The solution isn't to tax cars to high heavens, as that decreases the likelihood of people moving outside of cities. Too many people inside cities yields its own share of well-known problems, like high rent prices due to high demand for a, by definition, limited amount of space (density = people/area).

I think the solution for this is much simpler: Specifically subsidize work related transportation by giving people money proportional to the maximal transportation costs (which usually will be a car). This prevents subsidizing "fun drives", while also encouraging people to use public transport when available. This money can be clawed back from employers, which also encourages them to offer e.g. work-from-home (which from both an environmental and congestion POV trumps even public transport). Since transportation is now well supported via taxes, we can use the saved money to increase public transport where it is logical: people living outside of high density areas _should_ use a car because building a...

As someone who has ridden the DC bus before (mostly when the Metro broke), "free" meets the mark on the only price I'd pay to use it again.

Aside from the other stuff you can probably picture, it's slow AF and takes longer to move between popular spots than drudging through traffic in a car or Uber.

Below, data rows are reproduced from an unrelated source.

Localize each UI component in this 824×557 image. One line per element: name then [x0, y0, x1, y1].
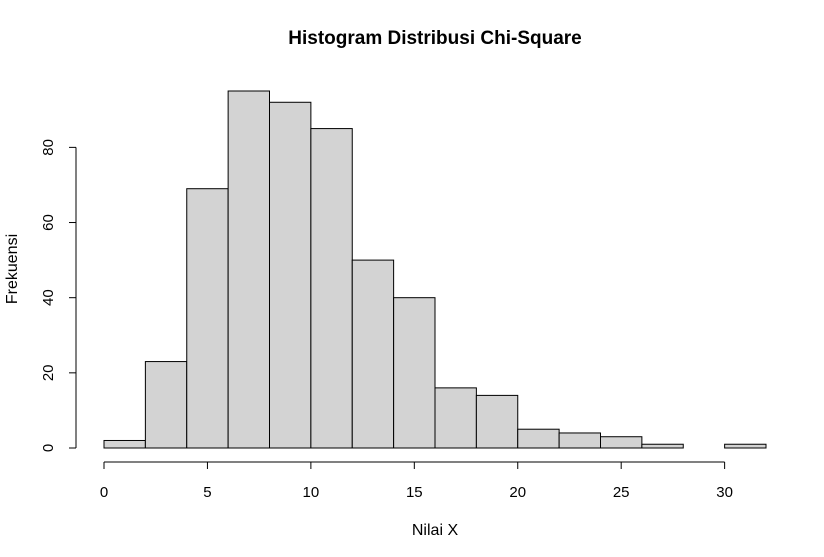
y-tick-label: 40	[40, 289, 57, 306]
x-tick-label: 15	[406, 484, 423, 501]
histogram-bar	[558, 432, 601, 449]
histogram-bar	[475, 394, 519, 449]
histogram-bar	[227, 90, 270, 449]
x-tick-label: 30	[716, 484, 733, 501]
y-tick-label: 0	[40, 444, 57, 452]
y-tick-label: 80	[40, 139, 57, 156]
x-tick-label: 25	[613, 484, 630, 501]
histogram-bar	[600, 436, 643, 449]
histogram-bar	[724, 443, 767, 449]
x-axis-ticks: 0 5 10 15 20 25 30	[100, 462, 733, 501]
histogram-bar	[434, 387, 477, 449]
bars-group	[103, 90, 767, 449]
histogram-bar	[186, 188, 229, 449]
x-tick-label: 10	[303, 484, 320, 501]
y-axis-label: Frekuensi	[4, 234, 21, 304]
histogram-bar	[641, 443, 684, 449]
y-tick-label: 60	[40, 214, 57, 231]
x-axis-label: Nilai X	[412, 522, 459, 539]
histogram-bar	[517, 428, 560, 449]
histogram-bar	[269, 101, 312, 449]
y-tick-label: 20	[40, 364, 57, 381]
x-tick-label: 5	[203, 484, 211, 501]
y-axis-ticks: 0 20 40 60 80	[40, 139, 76, 452]
chart-title: Histogram Distribusi Chi-Square	[288, 28, 582, 49]
histogram-bar	[310, 128, 353, 449]
histogram-bar	[351, 259, 395, 449]
histogram-bar	[393, 297, 436, 449]
histogram-bar	[103, 439, 146, 449]
x-tick-label: 20	[509, 484, 526, 501]
histogram-bar	[144, 361, 188, 449]
x-tick-label: 0	[100, 484, 108, 501]
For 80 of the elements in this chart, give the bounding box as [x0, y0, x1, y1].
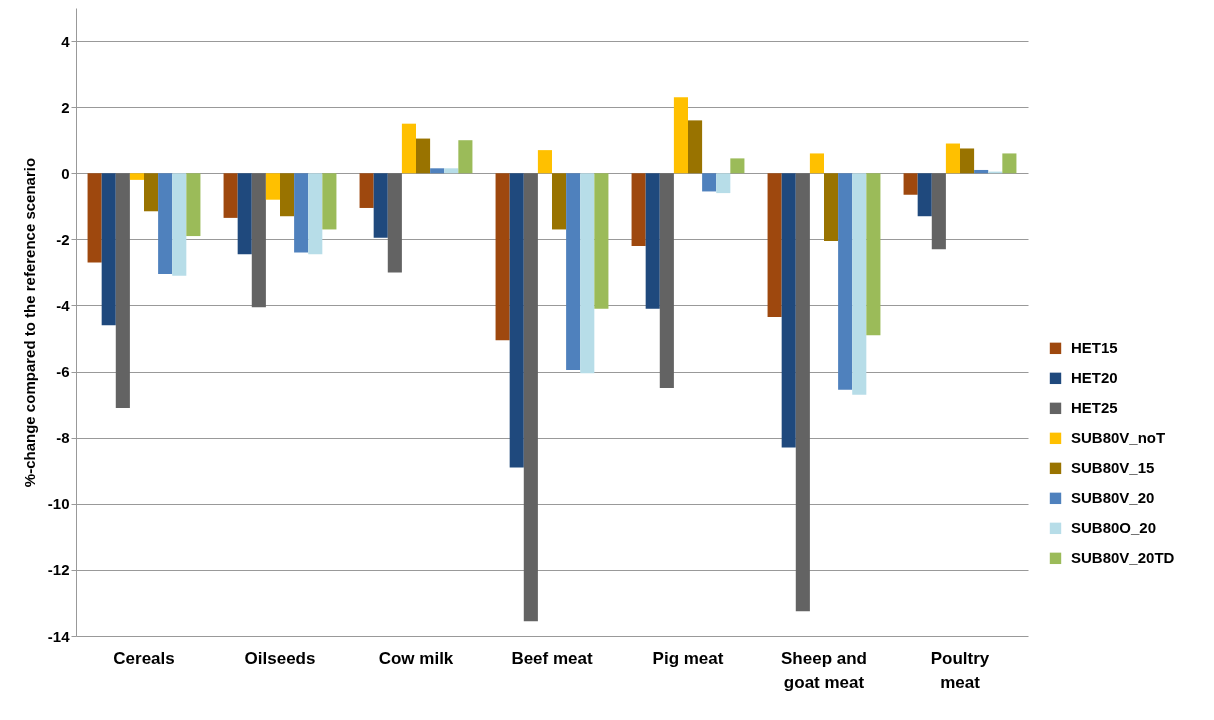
bar	[659, 173, 674, 389]
x-tick-label: Oilseeds	[244, 648, 316, 668]
bar	[523, 173, 538, 622]
bar	[387, 173, 402, 273]
bar	[509, 173, 524, 468]
bar	[1002, 153, 1017, 174]
bar	[129, 173, 144, 180]
y-axis-title: %-change compared to the reference scenario	[20, 157, 38, 488]
bar	[824, 173, 839, 242]
bar	[537, 150, 552, 174]
bar	[931, 173, 946, 250]
bar	[359, 173, 374, 208]
bar	[795, 173, 810, 612]
x-tick-label: Pig meat	[652, 648, 724, 668]
bar	[730, 158, 745, 174]
x-tick-label: Beef meat	[511, 648, 593, 668]
legend-label: SUB80V_20TD	[1071, 549, 1175, 567]
legend-label: SUB80V_20	[1071, 489, 1155, 507]
bar	[495, 173, 510, 341]
y-tick-label: 2	[61, 98, 70, 116]
legend-label: HET20	[1071, 369, 1118, 387]
x-tick-label: Cow milk	[378, 648, 454, 668]
bar	[716, 173, 731, 194]
bar	[645, 173, 660, 309]
y-tick-label: -4	[56, 296, 71, 314]
bar	[458, 140, 473, 174]
bar	[566, 173, 581, 370]
bar	[444, 168, 459, 174]
bar	[401, 123, 416, 174]
bar	[688, 120, 703, 174]
bar	[809, 153, 824, 174]
bar	[945, 143, 960, 174]
bar	[251, 173, 266, 308]
bar	[373, 173, 388, 238]
bar	[852, 173, 867, 395]
bar	[280, 173, 295, 217]
bar	[172, 173, 187, 276]
y-tick-label: -12	[47, 561, 70, 579]
bar	[960, 148, 975, 174]
bar	[87, 173, 102, 263]
bar	[144, 173, 159, 212]
bar	[308, 173, 323, 255]
bar	[322, 173, 337, 230]
bar	[223, 173, 238, 218]
bar	[101, 173, 116, 326]
y-tick-label: -6	[56, 363, 70, 381]
legend-label: SUB80V_15	[1071, 459, 1155, 477]
bar	[631, 173, 646, 246]
y-tick-label: -2	[56, 230, 70, 248]
bar	[186, 173, 201, 237]
bar	[552, 173, 567, 230]
bar	[781, 173, 796, 448]
bar	[416, 138, 431, 174]
bar	[265, 173, 280, 200]
x-tick-label: Cereals	[113, 648, 175, 668]
legend-label: HET15	[1071, 339, 1118, 357]
y-tick-label: -14	[47, 627, 71, 645]
y-tick-label: -8	[56, 429, 70, 447]
bar	[430, 168, 445, 174]
bar	[917, 173, 932, 217]
bar	[866, 173, 881, 336]
bar	[903, 173, 918, 195]
x-tick-label: Sheep and goat meat	[781, 648, 867, 692]
bar	[294, 173, 309, 253]
bar	[158, 173, 173, 275]
legend-label: HET25	[1071, 399, 1118, 417]
bar	[594, 173, 609, 309]
y-tick-label: 4	[61, 32, 71, 50]
legend-label: SUB80O_20	[1071, 519, 1157, 537]
bar	[580, 173, 595, 374]
y-tick-label: 0	[61, 164, 70, 182]
bar	[115, 173, 130, 408]
x-tick-label: Poultry meat	[930, 648, 990, 692]
bar	[767, 173, 782, 318]
y-tick-label: -10	[47, 495, 70, 513]
bar	[673, 97, 688, 174]
bar	[838, 173, 853, 390]
legend-label: SUB80V_noT	[1071, 429, 1166, 447]
bar	[702, 173, 717, 192]
bar	[237, 173, 252, 255]
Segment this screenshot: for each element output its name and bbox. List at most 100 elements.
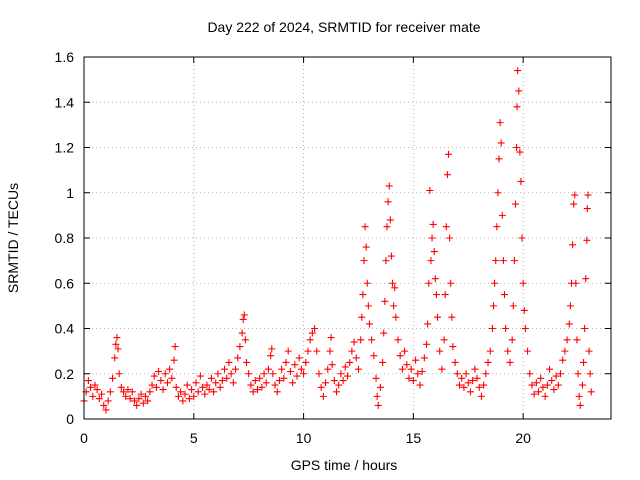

Now making the Metro free... that would pique people's interest.

It really depends. I biked a lot too but my commute north to Silver Spring was quite speedy, and it was more pleasant riding in this lovely city aboveground than underneath, for less money & significantly shorter travel time. Alas enforcement is not good, but DC has also made a signicant number of bus lanes that also do sometimes help.

There's a good number of limited-stop bus routes that span some pretty long routes that would require much more cross-city metro riding, and serving many places the metro doesnt conveniently service at all. My feeling is generally the opposite of yours- actual urbanites are good at & love the buses, know some real handy convenient routes, and people further afield tend to only know & try the much simpler & more limited metrorail. DC just isnt that big; a handful of stops if you're going 2-4 miles is not really a concern.

What gets me about the comments is that some of you who are the most negative are in big cities. Us little town folks with free bus service? We just don't have those negatives and we don't necessarily have the same negative opinions of it.

At least if you are going to call it bad, preface your opinion with what your reality is, and acknowledge your reality isn't necessarily universal.

Very true. I actually quite enjoyed taking the bus in small town BC, I never felt uncomfortable by the other passengers.

The same can't be said about big city transit. Just look at the demographics of where homeless people flock to.

Transit is even more expensive in sparse areas. If you are rich enough as a community to afford it being free, why not?